Prayer and quiet reflection was to mark the first anniversary today of the mini-bus crash in Kenya that took the lives of three Tauranga people and a Kenyan.
Memories were still too raw among the people who endured the tragedy to sustain a gathering to mark the crash which happened during Bethlehem College's trip to the west Kenya village of Mahanga.
The accident took the lives of 19-year-old college ex-pupil Caitlin Dickson, college parents Brian and Grace Johnston and Kenyan Christopher Mmata.
Caitlin and the Johnstons were part of a 19-strong group from the college that was tasked with building a classroom at Mahanga's Ark Quest Education Centre.
Jennifer Boggiss, whose daughter Anna was one of three people in the car that was travelling ahead of the school van, said the anniversary was being marked in private ways.
Mrs Boggiss said that in years to come there may be more of a gathering to mark the anniversary, but it was still too early for many.
"A lot of them are still dealing with it. Some of them are not ready to do the big gathering."
She said the accident affected everyone in different ways. Anna had struggled because the crash was basically like a war scene.
As one of the able-bodied people, she did not sleep for the next three days.
Mrs Boggiss said the accident remained an ongoing challenge for her daughter who was getting together with her "support crew" today.
Bethlehem Baptist Church which helped in the aftermath of the crash said it would be out today supporting those impacted by the tragedy.
Pastor John Elen from the Greerton Bible Church said church members who were part of the Johnston's extended family were offering special support today.
Meanwhile, the school's scheduled service trip to Kenya this summer was postponed although a private trip was taking place of many of the people involved in the crash.

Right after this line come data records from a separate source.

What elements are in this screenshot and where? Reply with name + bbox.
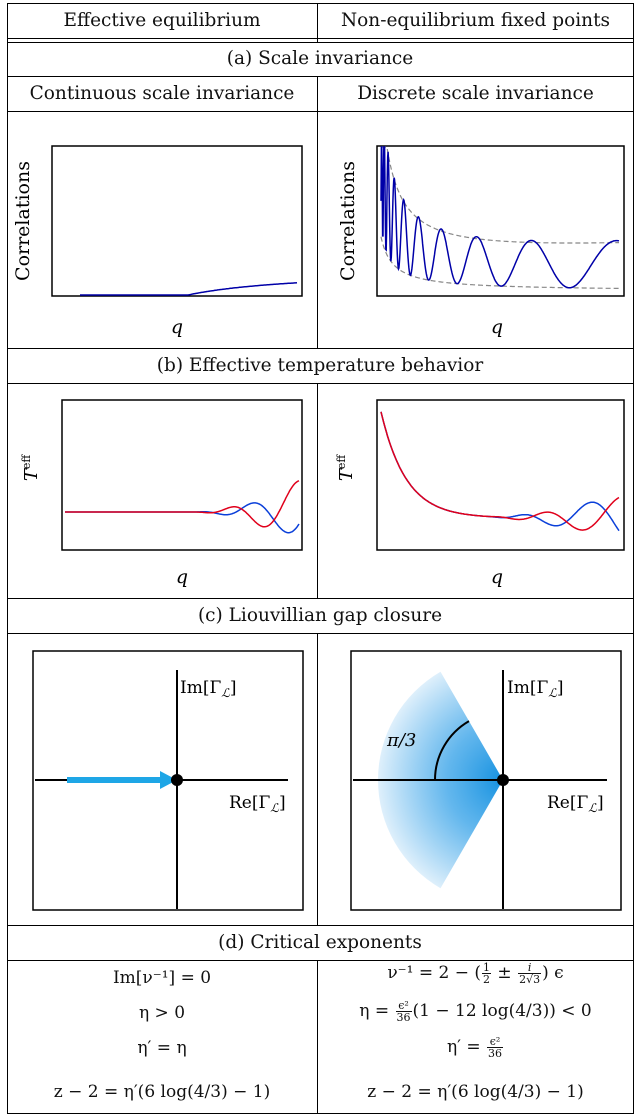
red-curve bbox=[380, 411, 620, 531]
panel-frame bbox=[350, 650, 622, 911]
log-periodic-curve bbox=[380, 146, 620, 289]
plot-frame bbox=[376, 145, 625, 297]
exponent-row: η′ = η bbox=[137, 1038, 187, 1058]
exponent-row-eta: η = ϵ² 36 (1 − 12 log(4/3)) < 0 bbox=[359, 999, 592, 1024]
re-axis-label: Re[Γℒ] bbox=[229, 793, 286, 815]
exponent-row-z: z − 2 = η′(6 log(4/3) − 1) bbox=[367, 1082, 584, 1102]
effective-temperature-left: Teff q bbox=[20, 399, 303, 588]
section-a-plots: Correlations q Correlations q bbox=[12, 145, 625, 338]
rule-d-title bbox=[7, 960, 634, 961]
gap-closure-left: Im[Γℒ] Re[Γℒ] bbox=[32, 650, 304, 911]
y-axis-label: Correlations bbox=[12, 161, 34, 281]
angle-label: π/3 bbox=[386, 730, 416, 751]
x-axis-label: q bbox=[176, 566, 188, 588]
header-right: Non-equilibrium fixed points bbox=[340, 10, 611, 31]
section-c-title: (c) Liouvillian gap closure bbox=[197, 605, 443, 626]
y-axis-label: Teff bbox=[20, 454, 42, 482]
continuous-scale-plot: Correlations q bbox=[12, 145, 303, 338]
section-b-divider bbox=[317, 383, 318, 599]
table-left-border bbox=[7, 3, 8, 1114]
blue-curve bbox=[65, 502, 300, 534]
rule-a-subtitles bbox=[7, 111, 634, 112]
origin-point bbox=[171, 774, 183, 786]
section-d-divider bbox=[317, 960, 318, 1114]
rule-c-title bbox=[7, 633, 634, 634]
upper-envelope bbox=[381, 146, 619, 244]
y-axis-label: Correlations bbox=[337, 161, 359, 281]
im-axis-label: Im[Γℒ] bbox=[507, 678, 564, 700]
section-c-plots: Im[Γℒ] Re[Γℒ] π/3 Im[Γℒ] Re[Γℒ] bbox=[32, 650, 622, 911]
lower-envelope bbox=[380, 236, 619, 289]
plot-frame bbox=[376, 399, 625, 551]
header-rule-1 bbox=[7, 38, 634, 39]
power-law-curve bbox=[80, 282, 298, 296]
table-top-rule bbox=[7, 3, 634, 4]
table-right-border bbox=[633, 3, 634, 1114]
red-curve bbox=[65, 480, 300, 528]
plot-frame bbox=[51, 145, 303, 297]
header-left: Effective equilibrium bbox=[63, 10, 261, 31]
table-bottom-rule bbox=[7, 1113, 634, 1114]
rule-b-bottom bbox=[7, 598, 634, 599]
effective-temperature-right: Teff q bbox=[335, 399, 625, 588]
re-axis-label: Re[Γℒ] bbox=[547, 793, 604, 815]
header-divider bbox=[317, 3, 318, 43]
im-axis-label: Im[Γℒ] bbox=[180, 678, 237, 700]
section-b-title: (b) Effective temperature behavior bbox=[156, 355, 484, 376]
arrow-head bbox=[160, 771, 177, 789]
exponent-row: z − 2 = η′(6 log(4/3) − 1) bbox=[53, 1082, 271, 1102]
rule-a-title bbox=[7, 76, 634, 77]
section-d-title: (d) Critical exponents bbox=[218, 932, 422, 953]
section-b-plots: Teff q Teff q bbox=[20, 399, 625, 588]
x-axis-label: q bbox=[491, 566, 503, 588]
exponent-row: η > 0 bbox=[138, 1003, 186, 1023]
comparison-table: Effective equilibrium Non-equilibrium fi… bbox=[7, 3, 634, 1114]
plot-frame bbox=[61, 399, 303, 551]
exponent-row: Im[ν⁻¹] = 0 bbox=[112, 968, 212, 988]
rule-b-title bbox=[7, 383, 634, 384]
exponent-row-eta-prime: η′ = ϵ² 36 bbox=[446, 1035, 504, 1060]
section-a-title: (a) Scale invariance bbox=[226, 48, 414, 69]
exponent-row-nu: ν⁻¹ = 2 − (1 2 ± i 2√3) ϵ bbox=[387, 961, 564, 986]
discrete-scale-plot: Correlations q bbox=[337, 145, 625, 338]
panel-frame bbox=[32, 650, 304, 911]
rule-a-bottom bbox=[7, 348, 634, 349]
section-a-divider bbox=[317, 76, 318, 349]
section-c-divider bbox=[317, 633, 318, 926]
gap-closure-right: π/3 Im[Γℒ] Re[Γℒ] bbox=[350, 650, 622, 911]
angle-arc bbox=[434, 720, 470, 781]
rule-c-bottom bbox=[7, 925, 634, 926]
header-rule-2 bbox=[7, 42, 634, 43]
x-axis-label: q bbox=[171, 316, 183, 338]
section-a-right-subtitle: Discrete scale invariance bbox=[357, 83, 594, 104]
blue-curve bbox=[380, 411, 620, 532]
x-axis-label: q bbox=[491, 316, 503, 338]
section-a-left-subtitle: Continuous scale invariance bbox=[29, 83, 295, 104]
origin-point bbox=[497, 774, 509, 786]
y-axis-label: Teff bbox=[335, 454, 357, 482]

They left before Christmas.
College principal Eoin Crosbie said the trip was not associated with the school.
"The fact they are going to Kenya is for them to go there and probably bring some closure of things that have happened," he said late last year.
College board of trustees chairman Stephen Tetley-Jones said the school had gone through a period of grieving and healing.
The anniversary was not being officially marked by a gathering today because the school was closed for the holidays and it would have been difficult to bring the school's community together.
Mr Crosbie said it had been a difficult year for the school and the end-of-year prize-giving was used as an opportunity to offer some closure.
It was announced at the prize-giving that the family of Caitlin Dickson had created a service award in her memory to be presented each year to a student who reflected Caitlin's qualities.
The first recipient was Year 13 student Sarah Knapp who was also injured in the crash.
The college also named its rugby field Johnston's Sports Field in honour of Brian and Grace Johnston who were foundation parents of the school.
Details of what happened on that rainy day in Kenya were disclosed in the college investigation released two months after the crash.
It said that the group had set off from a visit to the Gavalagi High School at 1pm, following a heavy rainstorm.
It was still raining when a pre-arranged change of drivers took place 10 minutes into the journey, with student David Fellows replacing Mr Mmata. A few minutes later, the van rolled into a ditch.
The van, fitted with seats and seatbelts for 15 people, was carrying 17 people when the accident happened, with most not wearing their seatbelts.
Earlier reports detailed how by January 24, 13 of the uninjured and walking wounded had returned home, leaving six recuperating in Kenya until they were well enough to travel.